Il rottamatore dell’austerità

matteo_renzi

Rottamare l’austerità tanto cara all’Unione Europea e ad Angela Merkel, la cancelliera tedesca. È questo l’ambizioso obiettivo che ieri, nell’incontro bilaterale italo-tedesco, il premier Matteo Renzi ha messo davanti a sé.
Un obiettivo difficile e dal quale dipenderà la politica economica italiana dei prossimi mesi oltreché l’agenda della guida del semestre europeo che il nostro Paese assumerà dal primo luglio. Renzi questo vertice lo ha preparato bene, e in tre mosse. La prima, ricreare un asse con Massimo D’Alema, che in Europa, soprattutto versante Pse ha ottimi rapporti. La seconda, cercando, nell’incontro di sabato, una linea comune con il presidente francese Hollande che nel suo Paese, su crescita e consumi, sta vivendo difficoltà assai simili a quelli dell’Italia. La terza, riportando l’idea del terzetto al centro del motore politico della Ue: Italia, Francia e Germania sono le nazioni che tengono in vita il modello europeo, non tenere conto di questo anche in tempi di crisi economica significherebbe non tener memoria della storia e della realtà dei pesi specifici dei singoli Paesi.

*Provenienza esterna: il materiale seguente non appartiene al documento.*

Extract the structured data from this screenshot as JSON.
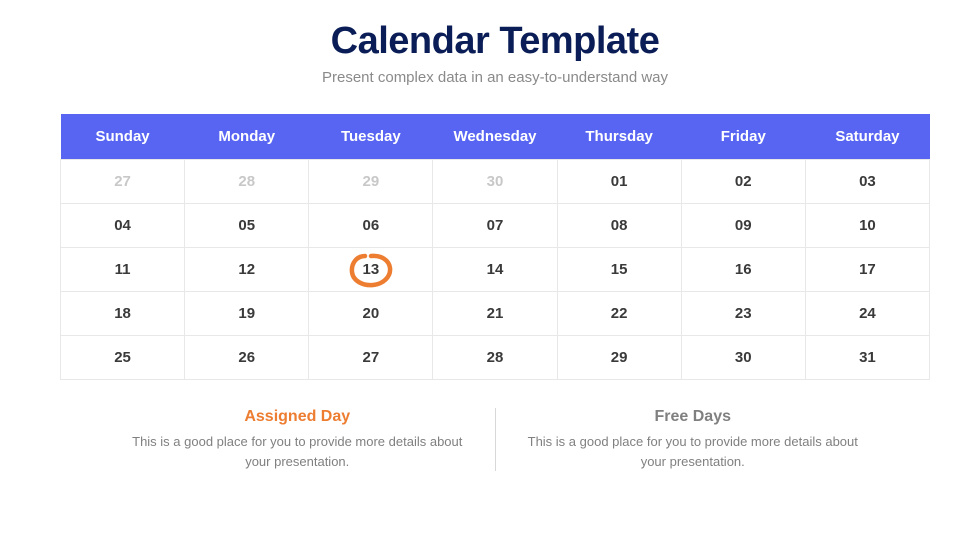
{
  "header": {
    "title": "Calendar Template",
    "subtitle": "Present complex data in an easy-to-understand way"
  },
  "calendar": {
    "days": [
      "Sunday",
      "Monday",
      "Tuesday",
      "Wednesday",
      "Thursday",
      "Friday",
      "Saturday"
    ],
    "rows": [
      [
        {
          "v": "27",
          "muted": true
        },
        {
          "v": "28",
          "muted": true
        },
        {
          "v": "29",
          "muted": true
        },
        {
          "v": "30",
          "muted": true
        },
        {
          "v": "01",
          "muted": false
        },
        {
          "v": "02",
          "muted": false
        },
        {
          "v": "03",
          "muted": false
        }
      ],
      [
        {
          "v": "04",
          "muted": false
        },
        {
          "v": "05",
          "muted": false
        },
        {
          "v": "06",
          "muted": false
        },
        {
          "v": "07",
          "muted": false
        },
        {
          "v": "08",
          "muted": false
        },
        {
          "v": "09",
          "muted": false
        },
        {
          "v": "10",
          "muted": false
        }
      ],
      [
        {
          "v": "11",
          "muted": false
        },
        {
          "v": "12",
          "muted": false
        },
        {
          "v": "13",
          "muted": false,
          "circled": true
        },
        {
          "v": "14",
          "muted": false
        },
        {
          "v": "15",
          "muted": false
        },
        {
          "v": "16",
          "muted": false
        },
        {
          "v": "17",
          "muted": false
        }
      ],
      [
        {
          "v": "18",
          "muted": false
        },
        {
          "v": "19",
          "muted": false
        },
        {
          "v": "20",
          "muted": false
        },
        {
          "v": "21",
          "muted": false
        },
        {
          "v": "22",
          "muted": false
        },
        {
          "v": "23",
          "muted": false
        },
        {
          "v": "24",
          "muted": false
        }
      ],
      [
        {
          "v": "25",
          "muted": false
        },
        {
          "v": "26",
          "muted": false
        },
        {
          "v": "27",
          "muted": false
        },
        {
          "v": "28",
          "muted": false
        },
        {
          "v": "29",
          "muted": false
        },
        {
          "v": "30",
          "muted": false
        },
        {
          "v": "31",
          "muted": false
        }
      ]
    ]
  },
  "footer": {
    "assigned": {
      "title": "Assigned Day",
      "text": "This is a good place for you to provide more details about your presentation."
    },
    "free": {
      "title": "Free Days",
      "text": "This is a good place for you to provide more details about your presentation."
    }
  },
  "colors": {
    "accent_orange": "#ed7d31",
    "header_blue": "#5865f2",
    "title_navy": "#0a1d56"
  }
}
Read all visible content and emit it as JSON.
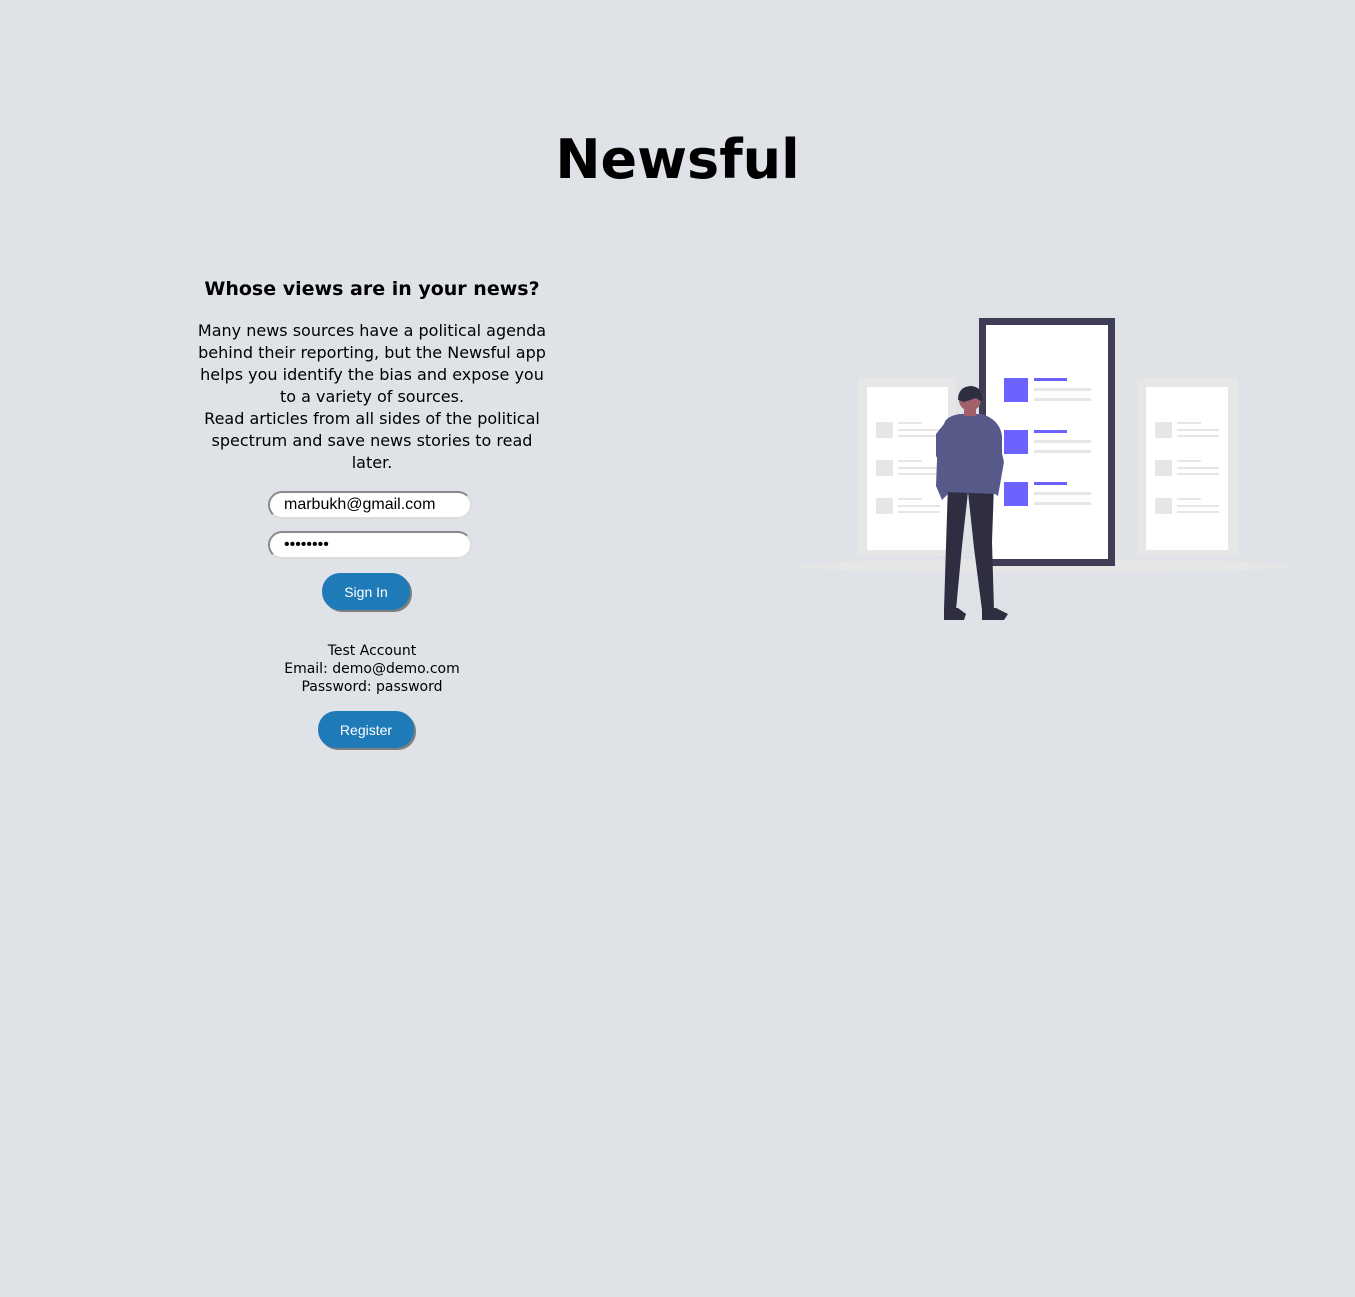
{
  "app": {
    "title": "Newsful"
  },
  "intro": {
    "headline": "Whose views are in your news?",
    "paragraph1": "Many news sources have a political agenda behind their reporting, but the Newsful app helps you identify the bias and expose you to a variety of sources.",
    "paragraph2": "Read articles from all sides of the political spectrum and save news stories to read later."
  },
  "login": {
    "email_value": "marbukh@gmail.com",
    "password_value": "password",
    "signin_label": "Sign In"
  },
  "test_account": {
    "title": "Test Account",
    "email_line": "Email: demo@demo.com",
    "password_line": "Password: password"
  },
  "register": {
    "label": "Register"
  },
  "colors": {
    "background": "#dfe3e7",
    "button": "#1f7ab8",
    "illustration_accent": "#6c63ff",
    "illustration_frame": "#3f3d56"
  }
}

Renzi, oltre a questo suo cammino di realpolitik, ieri ha messo sul campo quella che potremmo definire la diplomazia del pallone. Se il presidente Silvio Berlusconi, da premier, spendeva le proprie mozioni degli affetti per ammorbidire o trovare un terreno di scongelamento simpatico verso i grandi leader dei principali Paesi del mondo, Renzi ha scelto di puntare nientemeno che sulla maglia di Mario Gomez, calciatore tedesco in forza alla Fiorentina. Una maglia autografata – scritto testuale, «ad Angela Merkel con simpatia, Mario Gomez», con il numero 33 stampato dietro. Una maglia che il presidente del Consiglio ha ricevuto sabato sera dall’attuale vicesindaco di Firenze Dario Nardella. «La porterò sicuramente lunedì alla signora Merkel», ha detto Renzi. Bastassero una maglia e un autografo di Gomez a redimere l’austerità della Merkel sarebbe un miracolo. Così non sarà ma quel gesto un po’ guascone potrebbe servire a rompere il ghiaccio tant’è che la Merkel ieri al vertice ha sorriso. Rottamare i vincoli europei troppo stretti non è una cosa facile, figurarsi la linea dura tedesca. Ma bisogna provarci visto che il tempo sta scadendo. Perché, come sottolineava lo scrittore politico Francesco Guicciardini, “non potendosi ottenere le cose grandi senza qualche pericolo, si debbono le imprese accettare ogni volta che la speranza è maggiore che la paura”. Renzi ieri ne ha tenuto conto e la Merkel pare già impazzita (politicamente) per lui.